In the paper, we propose an effective and efficient Compositional Federated Learning (ComFedL) algorithm for solving a new compositional Federated Learning (FL) framework, which frequently appears in many data mining and machine learning problems with a hierarchical structure such as distributionally robust FL and model-agnostic meta learning (MAML). Moreover, we study the convergence analysis of our ComFedL algorithm under some mild conditions, and prove that it achieves a convergence rate of $O(\frac{1}{\sqrt{T}})$, where $T$ denotes the number of iteration. To the best of our knowledge, our new Compositional FL framework is the first work to bridge federated learning with composition stochastic optimization. In particular, we first transform the distributionally robust FL (i.e., a minimax optimization problem) into a simple composition optimization problem by using KL divergence regularization. At the same time, we also first transform the distribution-agnostic MAML problem (i.e., a minimax optimization problem) into a simple yet effective composition optimization problem. Finally, we apply two popular machine learning tasks, i.e., distributionally robust FL and MAML to demonstrate the effectiveness of our algorithm.

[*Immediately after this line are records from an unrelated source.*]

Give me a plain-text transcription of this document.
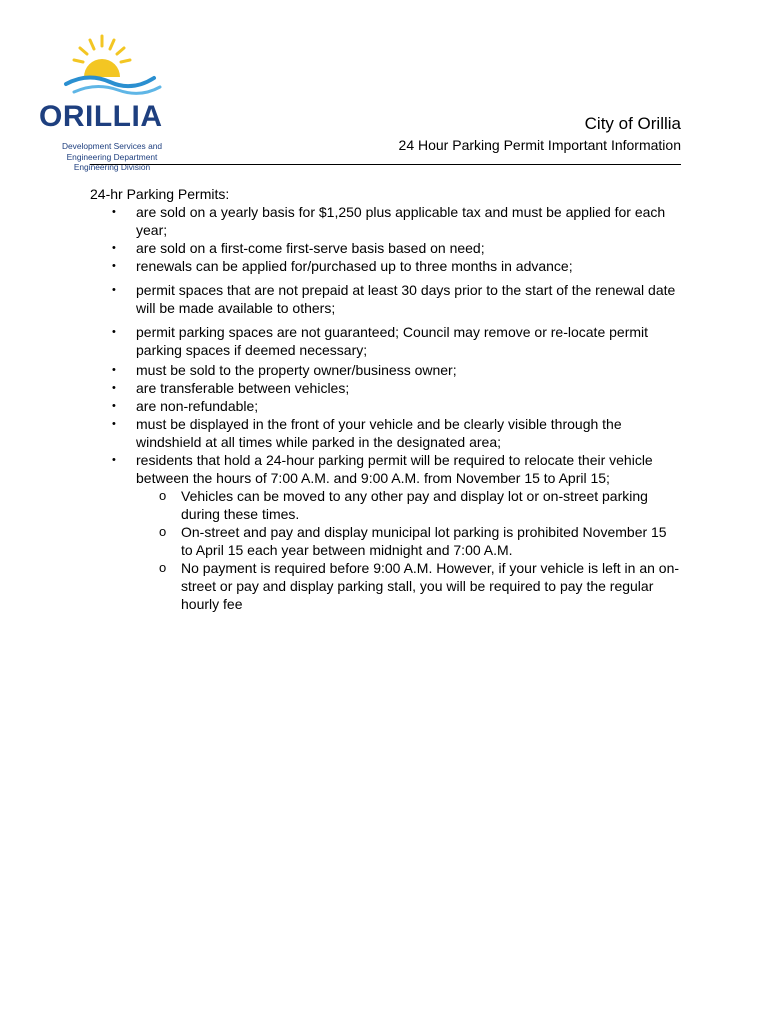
ORILLIA
Development Services and
Engineering Department
Engineering Division
City of Orillia
24 Hour Parking Permit Important Information

24-hr Parking Permits:

• are sold on a yearly basis for $1,250 plus applicable tax and must be applied for each year;
• are sold on a first-come first-serve basis based on need;
• renewals can be applied for/purchased up to three months in advance;
• permit spaces that are not prepaid at least 30 days prior to the start of the renewal date will be made available to others;
• permit parking spaces are not guaranteed; Council may remove or re-locate permit parking spaces if deemed necessary;
• must be sold to the property owner/business owner;
• are transferable between vehicles;
• are non-refundable;
• must be displayed in the front of your vehicle and be clearly visible through the windshield at all times while parked in the designated area;
• residents that hold a 24-hour parking permit will be required to relocate their vehicle between the hours of 7:00 A.M. and 9:00 A.M. from November 15 to April 15;
o Vehicles can be moved to any other pay and display lot or on-street parking during these times.
o On-street and pay and display municipal lot parking is prohibited November 15 to April 15 each year between midnight and 7:00 A.M.
o No payment is required before 9:00 A.M. However, if your vehicle is left in an on-street or pay and display parking stall, you will be required to pay the regular hourly fee
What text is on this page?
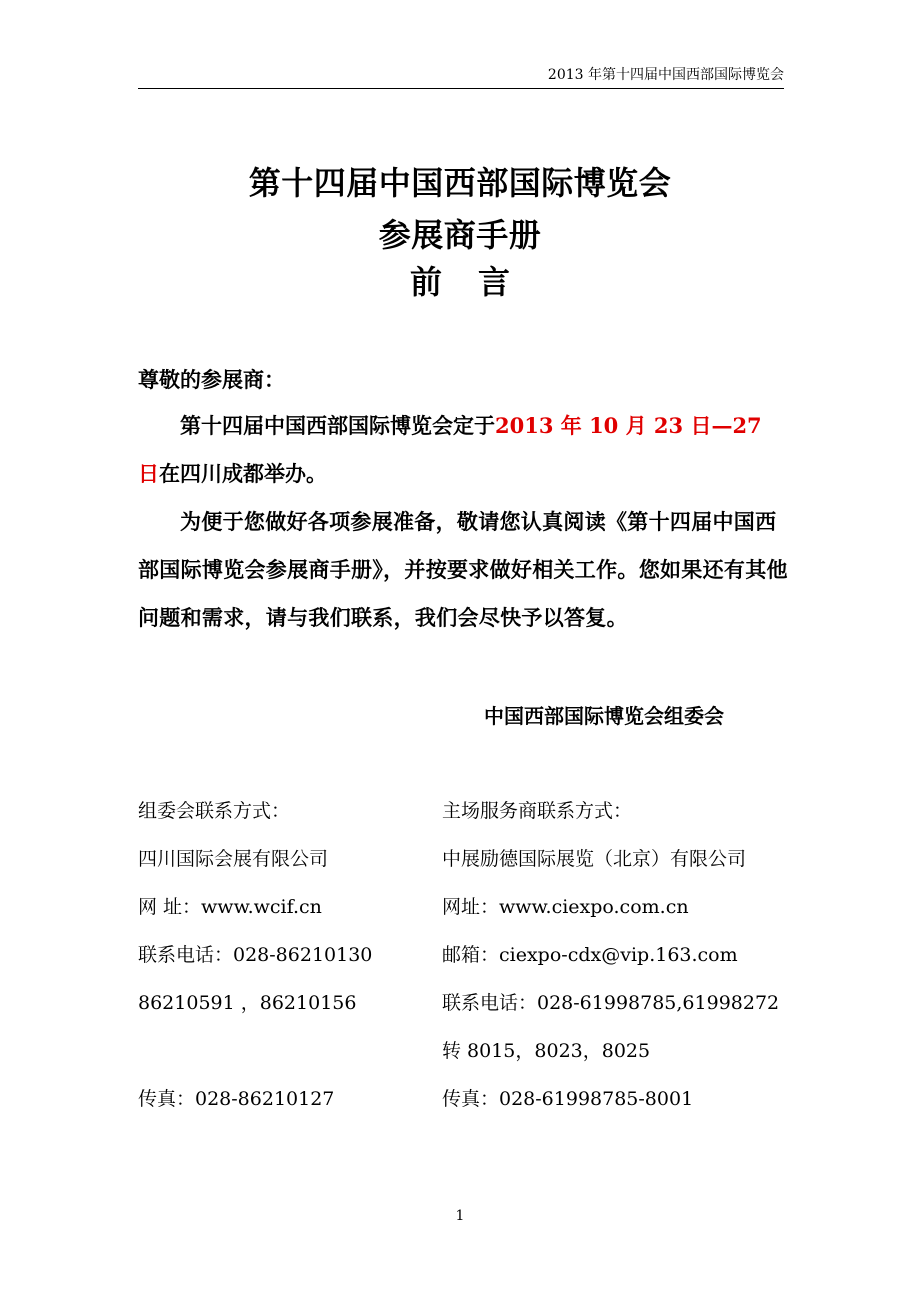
2013 年第十四届中国西部国际博览会
第十四届中国西部国际博览会
参展商手册
前言
尊敬的参展商：
第十四届中国西部国际博览会定于2013 年 10 月 23 日—27 日在四川成都举办。
为便于您做好各项参展准备，敬请您认真阅读《第十四届中国西部国际博览会参展商手册》，并按要求做好相关工作。您如果还有其他问题和需求，请与我们联系，我们会尽快予以答复。
中国西部国际博览会组委会
组委会联系方式：
四川国际会展有限公司
网 址：www.wcif.cn
联系电话：028-86210130
86210591 ，86210156
传真：028-86210127
主场服务商联系方式：
中展励德国际展览（北京）有限公司
网址：www.ciexpo.com.cn
邮箱：ciexpo-cdx@vip.163.com
联系电话：028-61998785,61998272
转 8015，8023，8025
传真：028-61998785-8001
1
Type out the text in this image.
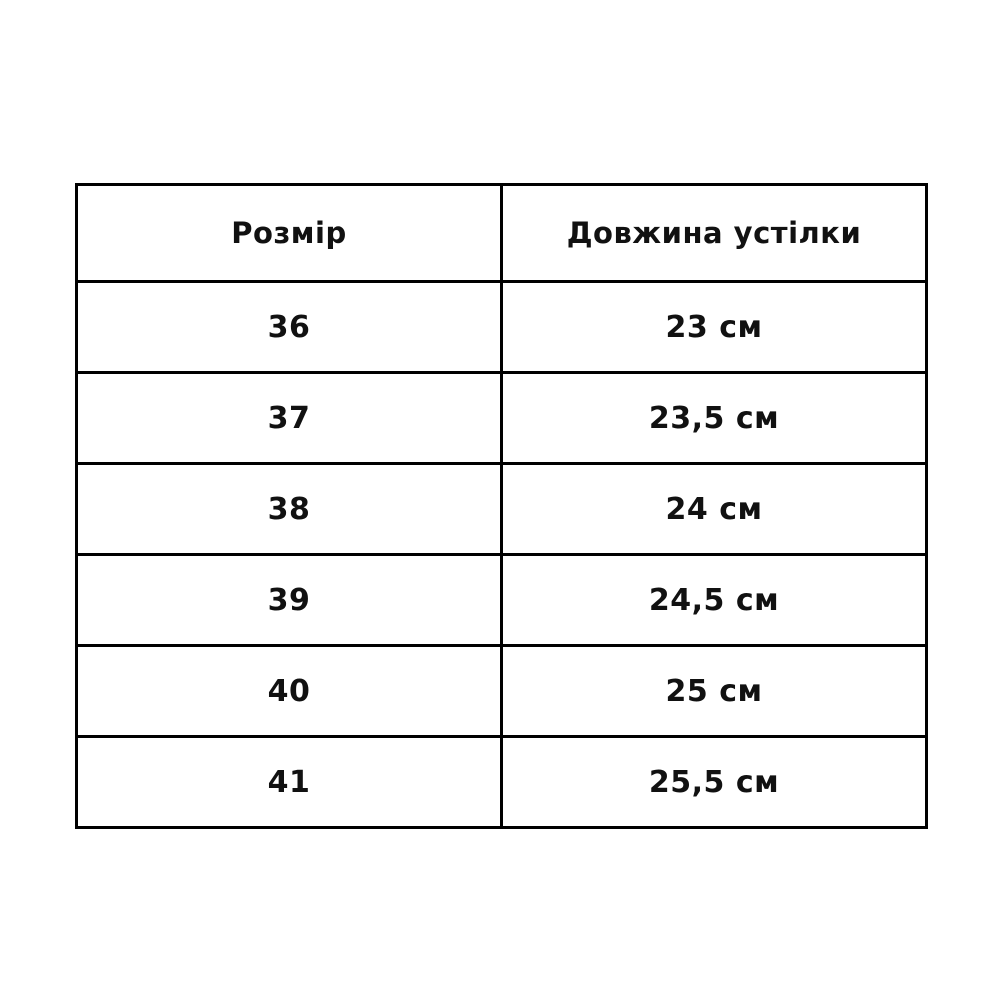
Розмір	Довжина устілки
36	23 см
37	23,5 см
38	24 см
39	24,5 см
40	25 см
41	25,5 см
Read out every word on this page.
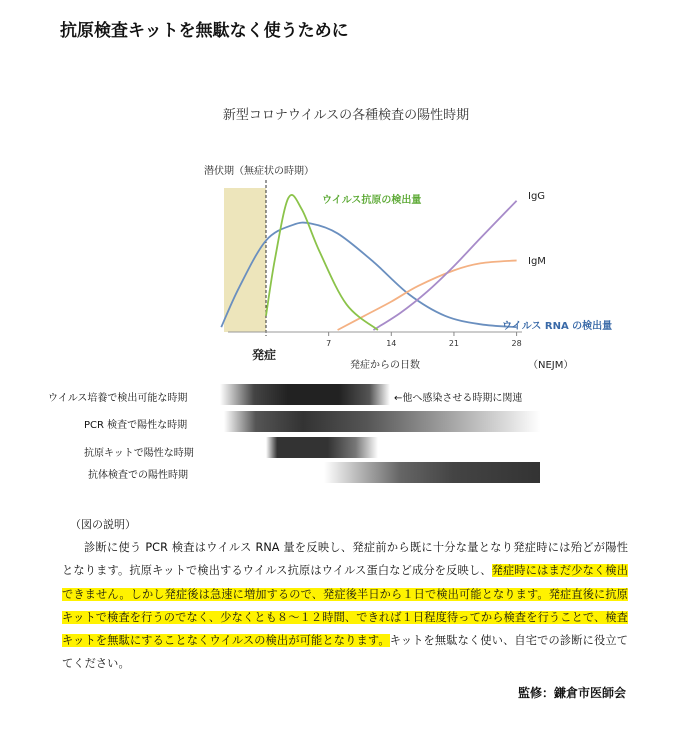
抗原検査キットを無駄なく使うために
新型コロナウイルスの各種検査の陽性時期
7	14	21	28
潜伏期（無症状の時期）
ウイルス抗原の検出量	IgG
IgM
ウイルス RNA の検出量
発症
発症からの日数	（NEJM）
ウイルス培養で検出可能な時期	←他へ感染させる時期に関連
PCR 検査で陽性な時期
抗原キットで陽性な時期
抗体検査での陽性時期
（図の説明）
診断に使う PCR 検査はウイルス RNA 量を反映し、発症前から既に十分な量となり発症時には殆どが陽性となります。抗原キットで検出するウイルス抗原はウイルス蛋白など成分を反映し、発症時にはまだ少なく検出できません。しかし発症後は急速に増加するので、発症後半日から１日で検出可能となります。発症直後に抗原キットで検査を行うのでなく、少なくとも８～１２時間、できれば１日程度待ってから検査を行うことで、検査キットを無駄にすることなくウイルスの検出が可能となります。キットを無駄なく使い、自宅での診断に役立ててください。
監修：鎌倉市医師会
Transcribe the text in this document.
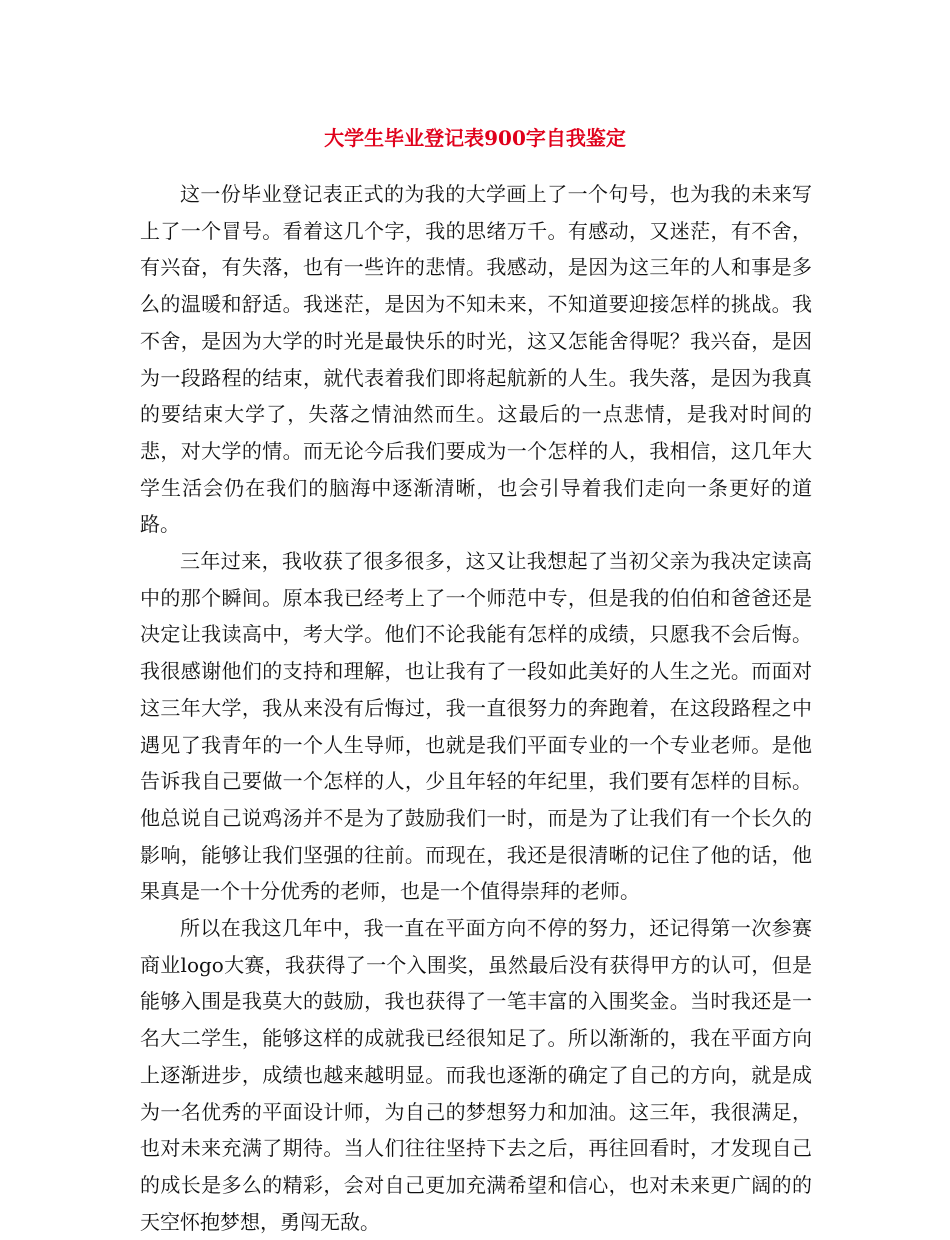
大学生毕业登记表900字自我鉴定

这一份毕业登记表正式的为我的大学画上了一个句号，也为我的未来写上了一个冒号。看着这几个字，我的思绪万千。有感动，又迷茫，有不舍，有兴奋，有失落，也有一些许的悲情。我感动，是因为这三年的人和事是多么的温暖和舒适。我迷茫，是因为不知未来，不知道要迎接怎样的挑战。我不舍，是因为大学的时光是最快乐的时光，这又怎能舍得呢？我兴奋，是因为一段路程的结束，就代表着我们即将起航新的人生。我失落，是因为我真的要结束大学了，失落之情油然而生。这最后的一点悲情，是我对时间的悲，对大学的情。而无论今后我们要成为一个怎样的人，我相信，这几年大学生活会仍在我们的脑海中逐渐清晰，也会引导着我们走向一条更好的道路。

三年过来，我收获了很多很多，这又让我想起了当初父亲为我决定读高中的那个瞬间。原本我已经考上了一个师范中专，但是我的伯伯和爸爸还是决定让我读高中，考大学。他们不论我能有怎样的成绩，只愿我不会后悔。我很感谢他们的支持和理解，也让我有了一段如此美好的人生之光。而面对这三年大学，我从来没有后悔过，我一直很努力的奔跑着，在这段路程之中遇见了我青年的一个人生导师，也就是我们平面专业的一个专业老师。是他告诉我自己要做一个怎样的人，少且年轻的年纪里，我们要有怎样的目标。他总说自己说鸡汤并不是为了鼓励我们一时，而是为了让我们有一个长久的影响，能够让我们坚强的往前。而现在，我还是很清晰的记住了他的话，他果真是一个十分优秀的老师，也是一个值得崇拜的老师。

所以在我这几年中，我一直在平面方向不停的努力，还记得第一次参赛商业logo大赛，我获得了一个入围奖，虽然最后没有获得甲方的认可，但是能够入围是我莫大的鼓励，我也获得了一笔丰富的入围奖金。当时我还是一名大二学生，能够这样的成就我已经很知足了。所以渐渐的，我在平面方向上逐渐进步，成绩也越来越明显。而我也逐渐的确定了自己的方向，就是成为一名优秀的平面设计师，为自己的梦想努力和加油。这三年，我很满足，也对未来充满了期待。当人们往往坚持下去之后，再往回看时，才发现自己的成长是多么的精彩，会对自己更加充满希望和信心，也对未来更广阔的的天空怀抱梦想，勇闯无敌。
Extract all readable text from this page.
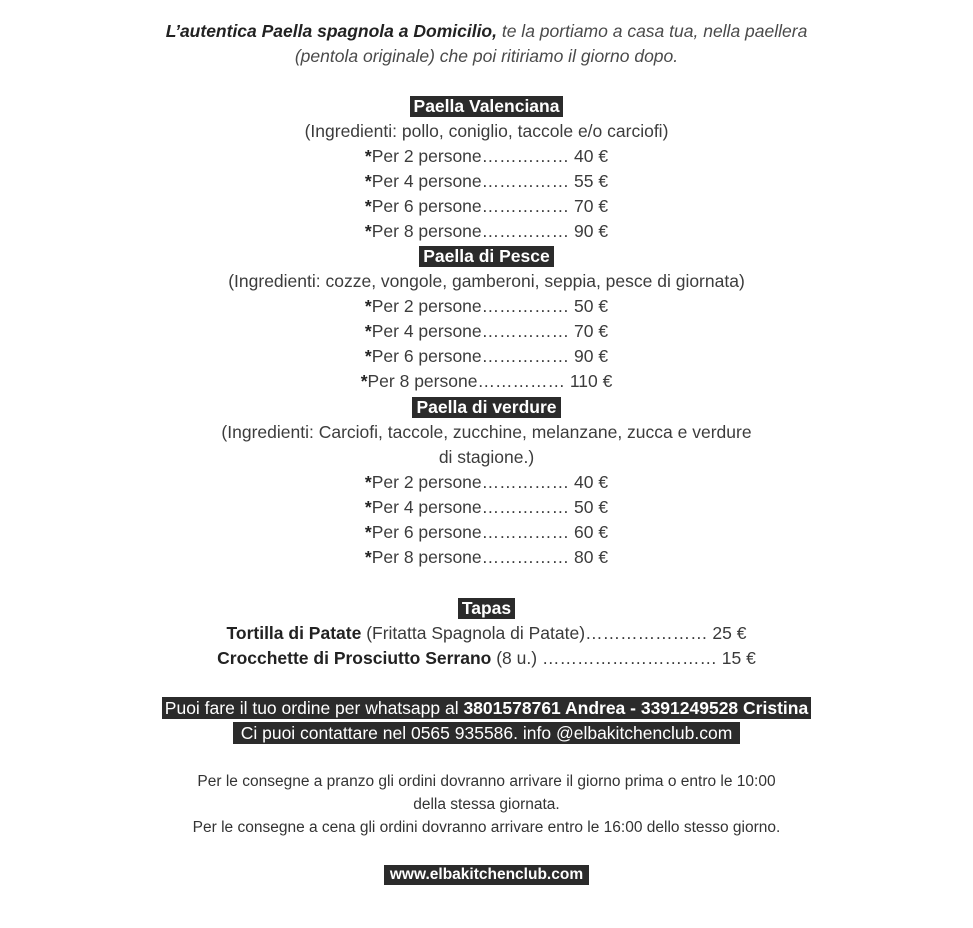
L’autentica Paella spagnola a Domicilio, te la portiamo a casa tua, nella paellera
(pentola originale) che poi ritiriamo il giorno dopo.
Paella Valenciana
(Ingredienti: pollo, coniglio, taccole e/o carciofi)
*Per 2 persone…………… 40 €
*Per 4 persone…………… 55 €
*Per 6 persone…………… 70 €
*Per 8 persone…………… 90 €
Paella di Pesce
(Ingredienti: cozze, vongole, gamberoni, seppia, pesce di giornata)
*Per 2 persone…………… 50 €
*Per 4 persone…………… 70 €
*Per 6 persone…………… 90 €
*Per 8 persone…………… 110 €
Paella di verdure
(Ingredienti: Carciofi, taccole, zucchine, melanzane, zucca e verdure
di stagione.)
*Per 2 persone…………… 40 €
*Per 4 persone…………… 50 €
*Per 6 persone…………… 60 €
*Per 8 persone…………… 80 €
Tapas
Tortilla di Patate (Fritatta Spagnola di Patate)………………… 25 €
Crocchette di Prosciutto Serrano (8 u.) ………………………… 15 €
Puoi fare il tuo ordine per whatsapp al 3801578761 Andrea - 3391249528 Cristina
Ci puoi contattare nel 0565 935586. info @elbakitchenclub.com
Per le consegne a pranzo gli ordini dovranno arrivare il giorno prima o entro le 10:00
della stessa giornata.
Per le consegne a cena gli ordini dovranno arrivare entro le 16:00 dello stesso giorno.
www.elbakitchenclub.com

翻译：在本文中，我们提出了一种高效且有效的组合式联邦学习（ComFedL）算法，用于解决一种新颖的组合式联邦学习（FL）框架。该框架常见于具有层次结构的许多数据挖掘与机器学习问题中，例如分布鲁棒FL和模型无关元学习（MAML）。此外，我们在温和条件下研究了ComFedL算法的收敛性分析，并证明其收敛速率为$O(\frac{1}{\sqrt{T}})$，其中$T$表示迭代次数。据我们所知，我们的新组合式FL框架是首个将联邦学习与组合随机优化相结合的工作。特别地，我们首先利用KL散度正则化将分布鲁棒FL（即一个极小极大优化问题）转化为一个简单的组合优化问题。同时，我们也首次将分布无关的MAML问题（即一个极小极大优化问题）转化为一个简单而有效的组合优化问题。最后，我们应用了两个流行的机器学习任务，即分布鲁棒FL和MAML，来验证我们算法的有效性。